Гюго верно схватывает существенное отношение раблезианского смеха к смерти и к борьбе между жизнью и смертью (притом в историческом аспекте); он чувствует особую связь между едою-поглощением, смехом и смертью. Более того, Гюго удалось уловить связь между дантовским адом и раблезианским обжорством: «Этот мир, который Данте низверг в ад, Рабле поместил в бочку». Семь кругов ада служат обручами этой раблезианской бочки. Если бы вместо бочки Гюго избрал образ разинутого рта или поглощающего чрева, то его сравнение было бы еще более точным.

Верно отметив связь между смехом, смертью старого мира, преисподней и пиршественными образами (поглощением и проглатыванием), Гюго неправильно истолковывает эту связь: он пытается придать ей отвлеченный морально-философский характер. Он не понимает возрождающей и обновляющей силы материально-телесного низа. Все это ослабляет и ценность его наблюдений.

Подчеркнем, что Гюго отлично сумел понять универсальный и миросозерцательный – а не бытовой – характер таких образов у Рабле, как обжорство и пьянство, хотя он вкладывает в них не совсем раблезианский смысл.

В связи с Рабле и Шекспиром Гюго дает очень интересную характеристику гения и гениального произведения. Из этой характеристики следует, что гротескный характер творчества – обязательный признак гениальности. Гениальный писатель – в том числе Рабле и Шекспир – отличается от просто великих писателей резкими преувеличениями, чрезмерностью, темнотой (obscurité) и чудовищностью (monstruosité) всех своих образов и своих произведений в их целом.

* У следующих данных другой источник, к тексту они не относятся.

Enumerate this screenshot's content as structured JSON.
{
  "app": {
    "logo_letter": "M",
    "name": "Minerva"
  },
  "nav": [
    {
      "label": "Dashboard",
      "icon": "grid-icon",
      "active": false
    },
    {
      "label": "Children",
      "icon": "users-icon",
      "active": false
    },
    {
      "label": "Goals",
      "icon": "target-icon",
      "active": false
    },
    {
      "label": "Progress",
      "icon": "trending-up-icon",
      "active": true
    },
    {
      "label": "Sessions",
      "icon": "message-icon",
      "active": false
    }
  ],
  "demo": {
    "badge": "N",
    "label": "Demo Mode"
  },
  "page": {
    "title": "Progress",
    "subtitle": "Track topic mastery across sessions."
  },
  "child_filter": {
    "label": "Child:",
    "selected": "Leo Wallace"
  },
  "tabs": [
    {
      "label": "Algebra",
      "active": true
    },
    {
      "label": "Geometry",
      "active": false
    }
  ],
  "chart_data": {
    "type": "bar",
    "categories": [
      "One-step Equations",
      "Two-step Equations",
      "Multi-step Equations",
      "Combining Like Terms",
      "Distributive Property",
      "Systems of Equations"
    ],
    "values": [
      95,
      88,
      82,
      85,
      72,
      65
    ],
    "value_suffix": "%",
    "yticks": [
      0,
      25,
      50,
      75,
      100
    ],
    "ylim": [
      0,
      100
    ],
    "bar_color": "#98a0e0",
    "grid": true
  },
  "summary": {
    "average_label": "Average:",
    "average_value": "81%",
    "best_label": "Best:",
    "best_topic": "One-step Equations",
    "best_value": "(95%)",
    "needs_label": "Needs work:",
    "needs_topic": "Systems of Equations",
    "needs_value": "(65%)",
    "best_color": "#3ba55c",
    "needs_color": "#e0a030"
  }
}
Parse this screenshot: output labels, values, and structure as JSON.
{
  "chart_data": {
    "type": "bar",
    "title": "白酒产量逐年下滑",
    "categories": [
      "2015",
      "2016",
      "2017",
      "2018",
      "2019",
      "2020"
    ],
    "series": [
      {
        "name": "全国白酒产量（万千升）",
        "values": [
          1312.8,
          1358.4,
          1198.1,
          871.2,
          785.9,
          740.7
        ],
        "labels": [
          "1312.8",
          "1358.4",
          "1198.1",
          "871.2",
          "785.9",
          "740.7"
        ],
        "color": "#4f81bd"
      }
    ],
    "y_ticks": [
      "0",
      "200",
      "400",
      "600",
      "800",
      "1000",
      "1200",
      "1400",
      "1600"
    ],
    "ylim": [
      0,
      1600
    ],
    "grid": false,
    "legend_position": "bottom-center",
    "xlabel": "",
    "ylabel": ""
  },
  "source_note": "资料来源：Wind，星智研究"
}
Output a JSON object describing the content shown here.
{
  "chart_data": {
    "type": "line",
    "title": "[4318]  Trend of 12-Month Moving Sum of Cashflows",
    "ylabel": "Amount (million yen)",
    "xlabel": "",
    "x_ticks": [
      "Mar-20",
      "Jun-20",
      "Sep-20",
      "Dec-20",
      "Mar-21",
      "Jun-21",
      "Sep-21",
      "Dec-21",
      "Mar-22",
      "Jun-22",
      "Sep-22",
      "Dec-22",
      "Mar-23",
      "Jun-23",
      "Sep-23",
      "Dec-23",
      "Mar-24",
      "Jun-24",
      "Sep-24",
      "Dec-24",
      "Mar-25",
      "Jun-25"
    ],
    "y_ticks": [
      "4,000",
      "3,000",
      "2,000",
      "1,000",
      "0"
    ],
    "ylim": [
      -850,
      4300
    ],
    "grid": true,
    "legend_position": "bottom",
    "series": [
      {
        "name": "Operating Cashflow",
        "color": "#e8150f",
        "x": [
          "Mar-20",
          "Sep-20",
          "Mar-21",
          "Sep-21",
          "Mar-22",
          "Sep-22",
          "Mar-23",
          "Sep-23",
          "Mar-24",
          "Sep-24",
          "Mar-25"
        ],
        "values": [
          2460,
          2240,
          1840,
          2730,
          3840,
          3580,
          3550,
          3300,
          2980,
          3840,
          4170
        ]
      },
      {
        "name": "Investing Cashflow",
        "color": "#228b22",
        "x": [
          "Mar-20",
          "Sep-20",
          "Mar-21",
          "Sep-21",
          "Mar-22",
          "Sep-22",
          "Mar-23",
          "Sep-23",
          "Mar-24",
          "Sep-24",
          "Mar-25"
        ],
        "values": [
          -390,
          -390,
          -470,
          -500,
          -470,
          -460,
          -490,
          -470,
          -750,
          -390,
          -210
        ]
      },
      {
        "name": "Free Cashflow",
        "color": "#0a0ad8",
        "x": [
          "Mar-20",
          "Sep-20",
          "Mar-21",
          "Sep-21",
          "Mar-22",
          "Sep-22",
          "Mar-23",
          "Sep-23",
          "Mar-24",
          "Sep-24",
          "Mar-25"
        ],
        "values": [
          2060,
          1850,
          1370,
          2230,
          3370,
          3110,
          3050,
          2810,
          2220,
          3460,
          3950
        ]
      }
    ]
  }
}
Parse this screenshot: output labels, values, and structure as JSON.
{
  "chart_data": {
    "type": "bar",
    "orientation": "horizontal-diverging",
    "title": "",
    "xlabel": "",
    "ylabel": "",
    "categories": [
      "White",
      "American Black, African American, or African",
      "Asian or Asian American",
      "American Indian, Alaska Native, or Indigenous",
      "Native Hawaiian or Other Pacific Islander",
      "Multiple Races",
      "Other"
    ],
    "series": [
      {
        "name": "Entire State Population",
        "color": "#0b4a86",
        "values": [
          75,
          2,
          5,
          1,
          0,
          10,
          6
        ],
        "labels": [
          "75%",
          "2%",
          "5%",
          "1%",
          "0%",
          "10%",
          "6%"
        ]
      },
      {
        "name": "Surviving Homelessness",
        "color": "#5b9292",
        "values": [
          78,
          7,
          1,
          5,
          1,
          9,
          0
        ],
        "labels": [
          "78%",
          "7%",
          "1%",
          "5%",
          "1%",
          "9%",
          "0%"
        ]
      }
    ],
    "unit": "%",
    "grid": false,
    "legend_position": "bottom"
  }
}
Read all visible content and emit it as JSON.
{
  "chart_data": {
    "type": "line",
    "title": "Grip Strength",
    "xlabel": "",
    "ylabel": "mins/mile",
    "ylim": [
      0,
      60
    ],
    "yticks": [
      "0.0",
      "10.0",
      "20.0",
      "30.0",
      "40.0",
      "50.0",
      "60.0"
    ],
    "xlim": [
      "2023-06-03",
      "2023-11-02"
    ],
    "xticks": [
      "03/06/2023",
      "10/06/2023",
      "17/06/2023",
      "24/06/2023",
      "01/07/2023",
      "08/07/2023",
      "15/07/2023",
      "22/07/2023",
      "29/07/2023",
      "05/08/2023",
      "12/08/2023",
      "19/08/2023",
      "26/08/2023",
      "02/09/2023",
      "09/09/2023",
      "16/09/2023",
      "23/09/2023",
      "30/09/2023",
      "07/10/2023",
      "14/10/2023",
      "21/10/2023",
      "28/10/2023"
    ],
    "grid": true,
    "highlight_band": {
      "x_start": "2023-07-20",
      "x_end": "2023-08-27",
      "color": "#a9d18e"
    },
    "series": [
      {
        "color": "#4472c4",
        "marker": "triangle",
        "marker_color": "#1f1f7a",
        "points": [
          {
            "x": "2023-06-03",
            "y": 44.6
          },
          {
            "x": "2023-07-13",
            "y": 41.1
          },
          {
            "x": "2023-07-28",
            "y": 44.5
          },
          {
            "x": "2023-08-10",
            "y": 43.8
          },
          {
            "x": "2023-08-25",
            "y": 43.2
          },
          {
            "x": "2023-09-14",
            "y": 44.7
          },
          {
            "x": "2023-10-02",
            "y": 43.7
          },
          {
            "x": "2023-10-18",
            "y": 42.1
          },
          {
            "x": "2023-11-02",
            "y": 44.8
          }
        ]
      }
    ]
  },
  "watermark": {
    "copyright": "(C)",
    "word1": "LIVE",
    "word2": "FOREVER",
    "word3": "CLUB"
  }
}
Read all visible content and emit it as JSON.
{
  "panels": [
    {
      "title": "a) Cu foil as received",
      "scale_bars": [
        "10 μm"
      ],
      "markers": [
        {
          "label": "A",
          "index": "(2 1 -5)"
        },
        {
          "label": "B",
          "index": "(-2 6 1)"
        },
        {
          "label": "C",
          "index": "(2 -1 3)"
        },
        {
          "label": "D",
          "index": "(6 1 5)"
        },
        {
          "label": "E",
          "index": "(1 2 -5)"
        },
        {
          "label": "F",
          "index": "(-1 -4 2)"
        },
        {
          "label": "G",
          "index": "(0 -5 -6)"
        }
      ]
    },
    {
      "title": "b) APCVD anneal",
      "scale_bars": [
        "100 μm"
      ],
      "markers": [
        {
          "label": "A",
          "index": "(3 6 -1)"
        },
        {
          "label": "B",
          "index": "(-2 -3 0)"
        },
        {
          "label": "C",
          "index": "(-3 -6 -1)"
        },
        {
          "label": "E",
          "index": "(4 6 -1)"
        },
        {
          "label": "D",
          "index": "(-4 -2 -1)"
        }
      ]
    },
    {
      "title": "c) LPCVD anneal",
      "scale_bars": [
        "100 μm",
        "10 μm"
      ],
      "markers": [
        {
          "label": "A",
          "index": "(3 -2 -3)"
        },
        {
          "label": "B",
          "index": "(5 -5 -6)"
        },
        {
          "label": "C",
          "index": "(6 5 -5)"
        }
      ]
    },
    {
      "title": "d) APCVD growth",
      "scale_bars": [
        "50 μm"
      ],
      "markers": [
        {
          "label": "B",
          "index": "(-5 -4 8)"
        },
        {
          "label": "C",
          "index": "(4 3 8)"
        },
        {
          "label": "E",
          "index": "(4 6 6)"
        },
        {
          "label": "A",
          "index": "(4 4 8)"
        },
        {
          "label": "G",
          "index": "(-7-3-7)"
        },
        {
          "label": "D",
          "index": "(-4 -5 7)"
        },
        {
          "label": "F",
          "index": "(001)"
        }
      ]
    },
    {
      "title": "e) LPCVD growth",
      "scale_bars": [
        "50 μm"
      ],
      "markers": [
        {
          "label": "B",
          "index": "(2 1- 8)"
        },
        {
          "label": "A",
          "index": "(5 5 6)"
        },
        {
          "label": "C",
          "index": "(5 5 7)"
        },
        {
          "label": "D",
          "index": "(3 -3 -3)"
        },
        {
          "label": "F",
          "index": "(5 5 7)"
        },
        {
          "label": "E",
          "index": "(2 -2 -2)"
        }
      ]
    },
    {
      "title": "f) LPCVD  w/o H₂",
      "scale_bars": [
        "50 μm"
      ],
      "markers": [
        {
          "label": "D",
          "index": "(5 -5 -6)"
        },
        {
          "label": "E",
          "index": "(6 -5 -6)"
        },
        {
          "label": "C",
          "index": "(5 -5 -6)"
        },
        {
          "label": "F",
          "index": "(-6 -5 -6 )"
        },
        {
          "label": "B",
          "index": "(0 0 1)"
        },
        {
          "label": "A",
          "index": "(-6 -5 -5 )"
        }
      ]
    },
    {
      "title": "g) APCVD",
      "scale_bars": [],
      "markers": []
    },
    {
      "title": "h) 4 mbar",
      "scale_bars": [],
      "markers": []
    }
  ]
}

В этих утверждениях Гюго проявляются и положительные и отрицательные черты его концепции. Те особенности, которые он считает признаками гениальности (в романтическом смысле этого слова), должны быть на самом деле отнесены к тем произведениям и писателям, которые отражают – притом отражают существенно и глубоко – большие переломные эпохи мировой истории. Эти писатели имеют дело с незавершенным перестраивающимся миром, наполненным разлагающимся прошлым и еще не оформившимся будущим. Их произведениям присуща особая положительная и, так сказать, объективная незавершенность. Произведения эти насыщены объективно недосказанным еще будущим, они принуждены оставлять лазейки для этого будущего. Отсюда их специфическая многосмысленность, их кажущаяся темнота. Отсюда и исключительно богатая и разнообразная посмертная история этих произведений и писателей. Отсюда, наконец, и их кажущаяся чудовищность, то есть их несоответствие канонам и нормам всех завершенных, авторитарных, догматических эпох[81].

Особенности произведений переломных эпох мировой истории Гюго ощущает правильно, но он дает своему ощущению неверное теоретическое выражение. Его формулировки несколько метафизичны, кроме того, объективные черты, связанные с историческим процессом в его переломных моментах, он переносит на особую организацию гениальных натур (хотя, правда, он не отрывает гениальности от эпохи, он берет гения в истории). И в характеристике гениев Гюго следует своему методу контрастов: он односторонне усиливает черты гения, чтобы создать резкий статический контраст с прочими великими писателями.

Темы Рабле неоднократно встречаются и в поэтических произведениях Гюго. В них он также подчеркивает универсализм образов Рабле и миросозерцательную глубину его смеха.

В поздней поэзии Гюго его отношение к раблезианскому смеху несколько изменилось. Самый универсализм этого мирообъемлющего смеха представляется теперь Гюго чем-то жутким и бесперспективным (преходящим, без будущего). Рабле – это «не дно и не вершина», то есть это нечто, на чем остановиться нельзя, нечто специфически преходящее. Это – глубокое непонимание особого оптимизма раблезианского смеха; оно проявлялось уже и в ранних высказываниях Гюго. С самого начала смех для него был по преимуществу отрицающим, принижающим, уничтожающим началом. Хотя Гюго и повторял данную Нодье характеристику Рабле – «Homère bouffon», хотя он и применял к нему и другие аналогичные определения – «Homère du rire», «la moquerie épique», – но именно эпичности раблезианского смеха Гюго не понимал.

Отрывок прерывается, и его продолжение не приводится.